What does it matter whether the neighbors have a new car, a new large screen LCD TV, or whatever? They may not actually be able to afford it themselves either and have run up debt to pretend that they can. No need to keep up with them. It is not a race, it is not a competition.
There is not need to partake in such “games” of one-upmanship for, if your car is OK, your TV fine (though I would even go as far as suggest ditching your TV altogether), etc., then those wishes for new are not needs at all. Often, as said already, the needs that we perceive are nothing but wants.
There is no need for a new cellphone, a new computer, or whatever simply because there are new models out or a neighbor or friend has or gets a new one. But too many people fall into this trap. It is not good for our finance and it is also bad for the Planet.
Our needs – on al levels – are far removed, often, from our wants. But the latter are all too frequently confused for and with the former. Needs are one thing and wants a different one altogether and we must learn to differentiate between the two.
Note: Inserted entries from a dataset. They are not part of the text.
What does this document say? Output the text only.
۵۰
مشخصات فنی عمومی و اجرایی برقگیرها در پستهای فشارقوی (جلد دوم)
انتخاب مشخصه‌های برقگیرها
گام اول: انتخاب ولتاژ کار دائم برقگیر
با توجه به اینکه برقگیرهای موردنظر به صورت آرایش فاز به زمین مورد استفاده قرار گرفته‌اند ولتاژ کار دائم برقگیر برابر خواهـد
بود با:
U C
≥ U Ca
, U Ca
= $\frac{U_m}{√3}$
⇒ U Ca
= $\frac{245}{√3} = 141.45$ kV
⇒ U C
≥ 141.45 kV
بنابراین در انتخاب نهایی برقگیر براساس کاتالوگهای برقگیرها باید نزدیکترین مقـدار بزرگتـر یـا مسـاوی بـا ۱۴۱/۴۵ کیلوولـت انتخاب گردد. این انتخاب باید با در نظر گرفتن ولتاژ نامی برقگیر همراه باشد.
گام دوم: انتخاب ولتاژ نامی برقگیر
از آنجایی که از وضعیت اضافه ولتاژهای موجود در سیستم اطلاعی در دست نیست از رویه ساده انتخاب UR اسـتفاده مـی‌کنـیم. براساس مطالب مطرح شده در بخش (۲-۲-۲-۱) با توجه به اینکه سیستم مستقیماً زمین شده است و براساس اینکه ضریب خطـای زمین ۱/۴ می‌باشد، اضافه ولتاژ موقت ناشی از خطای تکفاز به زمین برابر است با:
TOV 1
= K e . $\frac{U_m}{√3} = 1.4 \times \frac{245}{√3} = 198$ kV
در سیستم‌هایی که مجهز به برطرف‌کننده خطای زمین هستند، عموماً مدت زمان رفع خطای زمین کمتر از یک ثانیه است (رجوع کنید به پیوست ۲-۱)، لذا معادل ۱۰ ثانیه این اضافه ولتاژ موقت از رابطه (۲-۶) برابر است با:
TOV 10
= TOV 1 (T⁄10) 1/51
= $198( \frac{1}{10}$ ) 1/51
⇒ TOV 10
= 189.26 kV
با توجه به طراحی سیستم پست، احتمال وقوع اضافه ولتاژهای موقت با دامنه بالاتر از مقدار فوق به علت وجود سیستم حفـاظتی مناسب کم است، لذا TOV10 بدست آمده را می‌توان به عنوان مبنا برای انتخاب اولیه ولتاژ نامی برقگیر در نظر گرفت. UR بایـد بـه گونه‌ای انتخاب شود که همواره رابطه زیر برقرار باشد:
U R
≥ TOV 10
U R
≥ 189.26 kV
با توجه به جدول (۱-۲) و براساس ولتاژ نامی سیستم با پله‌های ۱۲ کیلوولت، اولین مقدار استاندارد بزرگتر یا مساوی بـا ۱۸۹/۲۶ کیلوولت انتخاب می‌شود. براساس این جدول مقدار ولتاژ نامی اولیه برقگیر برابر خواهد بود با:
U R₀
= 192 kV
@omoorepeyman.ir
It is wants, all too often, perceived as needs and mistaken for them, that many times lead people into financial difficulties as they then try to, instead of saving up for something that they want, have immediately and look for instant gratification and forego real needs in order to fulfil their wants and desires, sometimes by means of loans with exorbitant interest rates (in the form of credit cards).
Living below your means is a skill for sure and especially a mindset and it requires first of all discipline.
It means to make do with fewer wants and to live frugally, making do with what you already have got and also to make things you need (and want) yourself, including from what others regard as waste, as trash, even.
Being frugal used to be the way in most households at least until the late 1970s after which the keeping up with the neighbors by whatever means became the name of the game. So far even that families who prided themselves on their frugal ways were and are still considered odd and eccentric.
In fact being frugal is being considered, in this time of economic downturn and austerity, as an act, and I kid you not, by the authorities, akin to terrorism. How far have we come from how things should be and used to be and how far have we become removed from reality.
Regardless of how and what the powers-that-be do and think frugality is what we should and must strive for, especially for the sake of the Planet, but also for our wallet.
We cannot continue on the consumption bandwagon the way many have done and do, even when they actually do not have the means to do so, just because the government says that we need to buy our way out of the crisis. It just will lead from one crisis to another.
There are many ways to live below your means but to understand what your needs and wants are is where to begin and then reducing the stuff you buy. You wallet and the Planet will be happier for it and so will you in the end.